What is Sandhoff Disease from a medical perspective
What is Sandhoff Disease?
Sandhoff disease is a rare, genetic, lipid storage disorder resulting in the
progressive deterioration of the central nervous system. It is caused by a
deficiency of the enzyme beta-hexosaminidase, which results in the
accumulation of certain fats (lipids) in the brain and other organs of the body.
Sandhoff disease is a severe form of Tay-Sachs disease--which is prevalent
primarily in people of Eastern European and Ashkenazi Jewish descent--but it
is not limited to any ethnic group. Onset of the disorder usually occurs at 6
months of age. Neurological symptoms may include motor weakness, startle
reaction to sound, early blindness, progressive mental and motor
deterioration, macrocephaly (an abnormally enlarged head), cherry-red spots
in the eyes, seizures, and myoclonus (shock-like contractions of a muscle).
Other symptoms may include frequent respiratory infections, doll-like facial
appearance, and an enlarged liver and spleen.
Is there any treatment?
There is no specific treatment for Sandhoff disease.
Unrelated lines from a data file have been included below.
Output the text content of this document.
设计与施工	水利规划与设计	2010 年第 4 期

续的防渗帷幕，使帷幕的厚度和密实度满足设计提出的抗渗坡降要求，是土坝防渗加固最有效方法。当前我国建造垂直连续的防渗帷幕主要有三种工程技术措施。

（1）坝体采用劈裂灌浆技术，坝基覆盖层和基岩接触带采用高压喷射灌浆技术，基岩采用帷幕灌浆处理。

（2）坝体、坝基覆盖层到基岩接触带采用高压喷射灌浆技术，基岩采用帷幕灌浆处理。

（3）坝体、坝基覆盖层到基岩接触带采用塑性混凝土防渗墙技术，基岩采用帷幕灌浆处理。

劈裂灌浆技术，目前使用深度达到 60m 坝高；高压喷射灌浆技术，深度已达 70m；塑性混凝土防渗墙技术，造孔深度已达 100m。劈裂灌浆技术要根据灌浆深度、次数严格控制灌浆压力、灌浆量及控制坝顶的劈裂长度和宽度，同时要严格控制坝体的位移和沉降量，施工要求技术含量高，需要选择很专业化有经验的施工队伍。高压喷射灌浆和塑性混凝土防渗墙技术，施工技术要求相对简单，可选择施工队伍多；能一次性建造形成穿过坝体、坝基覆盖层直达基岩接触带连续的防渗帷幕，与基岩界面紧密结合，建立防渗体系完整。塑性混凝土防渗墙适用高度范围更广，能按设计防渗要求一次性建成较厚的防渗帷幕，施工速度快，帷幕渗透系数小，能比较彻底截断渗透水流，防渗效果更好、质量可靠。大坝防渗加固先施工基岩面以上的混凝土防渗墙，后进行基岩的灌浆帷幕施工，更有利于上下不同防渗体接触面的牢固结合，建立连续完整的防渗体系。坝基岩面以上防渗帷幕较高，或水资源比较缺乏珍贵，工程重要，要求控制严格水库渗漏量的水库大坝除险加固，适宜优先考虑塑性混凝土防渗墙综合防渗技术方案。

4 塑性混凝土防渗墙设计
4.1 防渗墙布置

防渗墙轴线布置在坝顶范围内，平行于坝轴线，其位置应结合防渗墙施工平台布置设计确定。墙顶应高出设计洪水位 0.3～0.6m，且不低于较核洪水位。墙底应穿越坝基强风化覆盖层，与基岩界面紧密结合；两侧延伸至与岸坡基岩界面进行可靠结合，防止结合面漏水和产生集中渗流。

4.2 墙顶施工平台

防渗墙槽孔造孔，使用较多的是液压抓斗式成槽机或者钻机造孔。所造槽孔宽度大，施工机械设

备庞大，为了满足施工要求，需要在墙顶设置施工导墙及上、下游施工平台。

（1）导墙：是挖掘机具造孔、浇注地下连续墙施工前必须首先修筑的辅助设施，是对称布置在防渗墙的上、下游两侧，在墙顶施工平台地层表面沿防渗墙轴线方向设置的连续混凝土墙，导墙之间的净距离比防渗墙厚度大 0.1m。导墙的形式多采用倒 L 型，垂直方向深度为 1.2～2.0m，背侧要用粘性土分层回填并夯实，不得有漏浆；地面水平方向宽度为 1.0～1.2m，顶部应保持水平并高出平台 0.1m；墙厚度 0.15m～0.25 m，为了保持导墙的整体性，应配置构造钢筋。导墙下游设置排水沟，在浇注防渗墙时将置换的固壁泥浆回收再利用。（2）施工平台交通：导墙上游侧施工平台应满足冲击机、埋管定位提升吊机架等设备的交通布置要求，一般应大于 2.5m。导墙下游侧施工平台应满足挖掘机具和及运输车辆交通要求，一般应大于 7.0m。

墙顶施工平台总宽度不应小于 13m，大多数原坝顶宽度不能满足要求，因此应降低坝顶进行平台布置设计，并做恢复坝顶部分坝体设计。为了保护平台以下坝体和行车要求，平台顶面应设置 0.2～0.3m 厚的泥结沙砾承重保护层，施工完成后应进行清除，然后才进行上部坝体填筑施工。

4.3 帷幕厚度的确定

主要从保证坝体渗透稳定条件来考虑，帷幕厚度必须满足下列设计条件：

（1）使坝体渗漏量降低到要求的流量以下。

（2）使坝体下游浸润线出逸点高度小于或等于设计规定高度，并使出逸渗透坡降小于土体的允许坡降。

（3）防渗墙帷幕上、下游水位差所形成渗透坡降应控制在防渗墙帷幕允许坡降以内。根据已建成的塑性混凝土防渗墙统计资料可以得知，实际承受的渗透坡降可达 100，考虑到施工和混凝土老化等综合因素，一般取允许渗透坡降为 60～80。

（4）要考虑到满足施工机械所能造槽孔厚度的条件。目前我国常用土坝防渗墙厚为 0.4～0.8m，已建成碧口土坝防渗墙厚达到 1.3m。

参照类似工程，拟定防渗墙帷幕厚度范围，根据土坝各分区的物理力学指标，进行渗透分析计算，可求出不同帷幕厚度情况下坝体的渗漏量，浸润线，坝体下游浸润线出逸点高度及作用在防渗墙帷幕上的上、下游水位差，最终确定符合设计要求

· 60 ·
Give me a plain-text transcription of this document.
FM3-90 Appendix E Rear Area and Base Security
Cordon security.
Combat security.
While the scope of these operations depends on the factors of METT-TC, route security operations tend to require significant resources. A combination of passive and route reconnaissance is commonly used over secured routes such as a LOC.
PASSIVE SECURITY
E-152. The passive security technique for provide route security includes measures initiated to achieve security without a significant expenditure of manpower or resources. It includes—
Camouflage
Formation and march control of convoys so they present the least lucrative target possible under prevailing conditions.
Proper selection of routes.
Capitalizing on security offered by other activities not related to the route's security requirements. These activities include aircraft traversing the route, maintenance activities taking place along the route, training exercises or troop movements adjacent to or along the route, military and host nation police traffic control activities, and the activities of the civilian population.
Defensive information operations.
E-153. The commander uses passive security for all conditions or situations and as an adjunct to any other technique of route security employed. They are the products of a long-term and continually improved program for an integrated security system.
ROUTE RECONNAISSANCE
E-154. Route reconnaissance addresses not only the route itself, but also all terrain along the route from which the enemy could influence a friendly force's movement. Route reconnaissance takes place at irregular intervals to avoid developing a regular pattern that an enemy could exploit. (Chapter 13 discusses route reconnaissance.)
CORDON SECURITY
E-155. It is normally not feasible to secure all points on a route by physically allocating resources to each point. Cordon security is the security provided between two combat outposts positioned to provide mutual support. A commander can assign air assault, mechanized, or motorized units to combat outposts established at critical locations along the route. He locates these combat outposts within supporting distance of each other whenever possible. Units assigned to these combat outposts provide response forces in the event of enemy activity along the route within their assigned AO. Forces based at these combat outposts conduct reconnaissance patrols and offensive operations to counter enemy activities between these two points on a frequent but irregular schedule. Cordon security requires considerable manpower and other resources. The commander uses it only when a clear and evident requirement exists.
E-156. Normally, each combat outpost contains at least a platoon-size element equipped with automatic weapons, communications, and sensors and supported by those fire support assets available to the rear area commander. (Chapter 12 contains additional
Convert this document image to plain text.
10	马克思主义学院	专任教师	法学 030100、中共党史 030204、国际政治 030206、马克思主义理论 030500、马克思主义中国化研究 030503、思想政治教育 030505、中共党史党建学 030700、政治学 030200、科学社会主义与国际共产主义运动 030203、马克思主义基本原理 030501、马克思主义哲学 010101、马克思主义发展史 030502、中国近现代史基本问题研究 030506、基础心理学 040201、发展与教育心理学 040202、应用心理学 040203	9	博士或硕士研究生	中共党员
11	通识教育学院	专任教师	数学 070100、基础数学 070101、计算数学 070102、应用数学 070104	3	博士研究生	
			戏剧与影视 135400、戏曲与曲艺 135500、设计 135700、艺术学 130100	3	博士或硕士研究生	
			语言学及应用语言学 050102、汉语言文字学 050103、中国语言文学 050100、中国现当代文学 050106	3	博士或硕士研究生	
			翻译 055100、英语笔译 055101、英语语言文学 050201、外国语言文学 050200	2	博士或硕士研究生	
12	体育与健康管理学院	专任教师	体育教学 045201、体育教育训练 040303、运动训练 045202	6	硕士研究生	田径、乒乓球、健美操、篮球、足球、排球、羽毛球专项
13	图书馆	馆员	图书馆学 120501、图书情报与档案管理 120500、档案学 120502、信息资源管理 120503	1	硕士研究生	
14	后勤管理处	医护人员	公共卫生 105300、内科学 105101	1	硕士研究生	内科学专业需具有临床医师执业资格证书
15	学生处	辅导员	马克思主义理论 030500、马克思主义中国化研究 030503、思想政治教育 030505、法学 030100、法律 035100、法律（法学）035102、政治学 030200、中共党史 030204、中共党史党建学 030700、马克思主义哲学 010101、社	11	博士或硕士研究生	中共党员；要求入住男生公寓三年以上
Supportive treatment
includes proper nutrition and hydration and keeping the airway open.
Anticonvulsants may initially control seizures.
What is the prognosis?
The prognosis for individuals with Sandhoff disease is poor. Death usually
occurs by age 3 and is generally caused by respiratory infections.
What research is being done?
The National Institute of Neurological Disorders and Stroke (NINDS), a
component of the National Institutes of Health (NIH), conducts research about
lipid storage diseases in laboratories at the NIH and also supports additional
research through grants to major medical institutions across the country
How is the disease transmitted?
When two unaffected carriers of the HexB gene mutation become parents,
then for each pregnancy:
There is a 1-in-4 (25%) chance that the child will inherit the regular HEXB gene
from each parent and will be completely free of the HEXB gene mutation and
will not be affected by SD.
There is a 2-in-4 (50%) chance that the child will inherit both a regular copy
and a faulty copy of the HEXB gene and be a carrier of the faulty gene,
unaffected by SD, just like his/her parents
There is a 1-in-4 (25%) chance that the child will inherit the faulty HEXB gene
from each parent. This child will be affected with Sandhoff disease.
Does it affect one's health to be a carrier of the HEXB genetic mutation?
No. Carriers of the HEXB gene mutation are completely unaffected by SD.
Is it possible to test to see if a person is a carrier of the faulty HEXB gene?
Yes. Although there is no cure or effective treatment for SD, genetics carrier
testing is available. Extensive genetics carrier testing for Tay-Sachs disease in
various regions of the world has lead to its virtual elimination in these areas.
If I do not have a family history of Sandhoff disease do I need to be tested?
Yes. Over 95% of couples with children affected by SD have no family history of
the disease because the HEXB gene mutation is silently passed down
through the generations. However, if there is a family history, then the risk is
much greater. People who have a known family history of SD should seek
further information through genetics counselling.